The currency fell against the U.S. dollar after climbing earlier to the strongest level in a week after initial claims for American jobless benefits fell to the lowest in a month. Bank of Canada Governor Stephen Poloz has said stronger growth will depend on increased exports as domestic consumer spending slows down. Crude oil, Canada’s largest export, sank to the lowest level in a month.
“If the U.S. economy can outperform, the Canadian dollar should be able to ride its coattails to a solid performance,” said Adam Button, a currency analyst at Forexlive.com, by phone from Montreal. “The Canadian dollar has done fairly well on solid manufacturing data from the U.S.”
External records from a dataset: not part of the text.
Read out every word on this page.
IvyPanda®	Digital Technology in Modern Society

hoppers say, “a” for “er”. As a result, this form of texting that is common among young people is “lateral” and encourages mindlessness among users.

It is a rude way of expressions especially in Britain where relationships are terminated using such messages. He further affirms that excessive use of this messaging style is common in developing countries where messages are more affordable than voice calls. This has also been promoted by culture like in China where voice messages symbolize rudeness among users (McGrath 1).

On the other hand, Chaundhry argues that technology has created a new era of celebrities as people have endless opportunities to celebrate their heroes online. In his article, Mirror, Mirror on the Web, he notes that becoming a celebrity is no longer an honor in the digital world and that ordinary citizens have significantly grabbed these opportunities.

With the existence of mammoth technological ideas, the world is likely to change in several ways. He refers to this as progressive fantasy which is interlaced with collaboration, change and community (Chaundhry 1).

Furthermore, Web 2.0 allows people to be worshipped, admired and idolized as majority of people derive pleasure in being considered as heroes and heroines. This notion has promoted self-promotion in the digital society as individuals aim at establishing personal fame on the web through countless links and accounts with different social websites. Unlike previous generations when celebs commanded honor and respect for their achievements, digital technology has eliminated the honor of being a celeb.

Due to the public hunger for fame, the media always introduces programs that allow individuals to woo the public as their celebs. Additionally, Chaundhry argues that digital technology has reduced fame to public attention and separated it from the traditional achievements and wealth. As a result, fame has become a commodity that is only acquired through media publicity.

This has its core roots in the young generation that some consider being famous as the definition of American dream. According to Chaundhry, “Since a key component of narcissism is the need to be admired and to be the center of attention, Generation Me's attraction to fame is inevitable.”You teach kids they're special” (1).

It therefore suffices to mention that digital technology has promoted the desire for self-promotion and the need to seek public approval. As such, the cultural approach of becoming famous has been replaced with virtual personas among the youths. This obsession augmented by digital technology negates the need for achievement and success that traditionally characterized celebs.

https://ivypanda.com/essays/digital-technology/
The loonie, as Canada’s currency is known for the image of the aquatic bird on the C$1 coin, depreciated 0.2 percent to C$1.0670 per U.S. dollar at 5:00 p.m. in Toronto. Earlier it touched C$1.0589 per U.S. dollar, the strongest level since Dec. 23. One loonie purchases 93.72 U.S. cents. The currency dropped 6.6 percent in 2013, the biggest loss against the greenback in five years.
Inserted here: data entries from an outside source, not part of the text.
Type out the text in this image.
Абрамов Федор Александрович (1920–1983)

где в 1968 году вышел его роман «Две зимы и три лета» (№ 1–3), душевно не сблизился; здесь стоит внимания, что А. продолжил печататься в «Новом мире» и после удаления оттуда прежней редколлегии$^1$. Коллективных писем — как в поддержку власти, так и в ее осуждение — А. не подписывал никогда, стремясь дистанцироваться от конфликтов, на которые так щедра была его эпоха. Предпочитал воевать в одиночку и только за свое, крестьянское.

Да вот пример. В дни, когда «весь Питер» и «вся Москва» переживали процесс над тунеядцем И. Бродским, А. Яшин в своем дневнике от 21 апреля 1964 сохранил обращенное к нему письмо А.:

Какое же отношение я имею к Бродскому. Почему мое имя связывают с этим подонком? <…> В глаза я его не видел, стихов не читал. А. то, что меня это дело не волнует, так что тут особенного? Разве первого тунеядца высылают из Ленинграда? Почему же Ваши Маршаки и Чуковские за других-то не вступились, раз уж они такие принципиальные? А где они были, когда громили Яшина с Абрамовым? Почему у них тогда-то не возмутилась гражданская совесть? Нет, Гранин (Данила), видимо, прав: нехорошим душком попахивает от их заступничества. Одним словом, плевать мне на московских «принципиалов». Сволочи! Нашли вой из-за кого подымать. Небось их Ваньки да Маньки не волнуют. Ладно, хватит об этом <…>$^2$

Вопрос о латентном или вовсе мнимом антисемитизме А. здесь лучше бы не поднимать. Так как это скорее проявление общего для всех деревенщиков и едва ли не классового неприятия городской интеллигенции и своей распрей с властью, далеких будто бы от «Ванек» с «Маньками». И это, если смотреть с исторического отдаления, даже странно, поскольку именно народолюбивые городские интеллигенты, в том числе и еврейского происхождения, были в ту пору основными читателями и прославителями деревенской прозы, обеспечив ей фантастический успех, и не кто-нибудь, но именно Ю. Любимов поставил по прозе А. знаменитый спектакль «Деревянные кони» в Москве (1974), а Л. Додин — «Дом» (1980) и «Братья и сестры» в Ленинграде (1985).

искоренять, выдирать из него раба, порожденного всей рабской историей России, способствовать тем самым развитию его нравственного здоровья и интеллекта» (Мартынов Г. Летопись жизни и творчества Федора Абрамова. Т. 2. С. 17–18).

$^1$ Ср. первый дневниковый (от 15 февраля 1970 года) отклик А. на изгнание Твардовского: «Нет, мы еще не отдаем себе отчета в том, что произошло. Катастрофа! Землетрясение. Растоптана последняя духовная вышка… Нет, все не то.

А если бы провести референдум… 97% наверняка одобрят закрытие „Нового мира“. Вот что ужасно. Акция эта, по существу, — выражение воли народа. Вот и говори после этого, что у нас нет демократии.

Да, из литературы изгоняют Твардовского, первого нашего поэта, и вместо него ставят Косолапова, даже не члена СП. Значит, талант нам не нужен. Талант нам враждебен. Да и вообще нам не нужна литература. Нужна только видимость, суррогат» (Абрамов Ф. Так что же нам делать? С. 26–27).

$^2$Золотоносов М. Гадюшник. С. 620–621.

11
Futures for the U.S. benchmark crude oil fell as much as 3 percent to $95.43 per barrel in New York, the lowest point since Dec. 3.
The discount between a barrel of Western Canada Select heavy oil compared with West Texas Intermediate, the U.S. benchmark, was $21.50, the least since August.
“You’ve seen crude oil off by a couple percent, that’s probably weighing a bit, just kind of a knee-jerk reaction,” said David Doyle, a strategist at Macquarie Capital Markets, by phone from Toronto. “In a thinly liquid market, that could be contributing to some of the weakness.”
Canada’s benchmark 10-year government bond rose, with yields falling two basis points, or 0.02 percentage point, to 2.74 percent. The price of the 1.5 percent security maturing in June 2023 increased 13 cents to C$89.80.
The Canadian dollar has declined an average 0.3 percent in January in the last five years.
Implied volatility for three-month options on the U.S. dollar against its Canadian peer rose to 7.2 percent, the highest in four weeks. The measure is used to set option prices and gauge the expected pace of currency swings. The 2013 average is 6.7 percent.
In the U.S., the Institute for Supply Management’s factory index eased to 57 from the prior month’s 57.3, which was the highest since April 2011, the Tempe, Arizona-based group said today. Readings above 50 indicate growth.
Applications for U.S. unemployment benefits declined last week to the lowest level in a month, falling by 2,000 to 339,000 in the period ended Dec. 28, Labor Department data showed today in Washington. The median forecast of 26 economists surveyed by Bloomberg called for 344,000 claims.
The improvement in the U.S. economy and job market helps explain why the Federal Reserve decided to begin reducing stimulus. The central bank said Dec. 18 it will trim monthly bond purchases to $75 billion from $85 billion starting this month. By Dec. 20, the loonie had dropped to C$1.0738 per U.S. dollar, the lowest in three years.
Bond purchases tend to depress long-term interest rates, making U.S. securities less attractive than international peers and limiting the need for U.S. dollars.
“We have a U.S. growth story that looks fairly strong, as well as shifting Fed policy which is all supportive of the U.S. dollar,” said Camilla Sutton, head of currency strategy at Bank of Nova Scotia. “The domestic side of Canada is pretty quiet.”
The loonie dropped 4.9 percent in the past 12 months against nine developed-nation currencies tracked by the Bloomberg Correlation Weighted Index. The Australian dollar slid 13.4 percent, and the U.S. dollar gained 3.6 percent.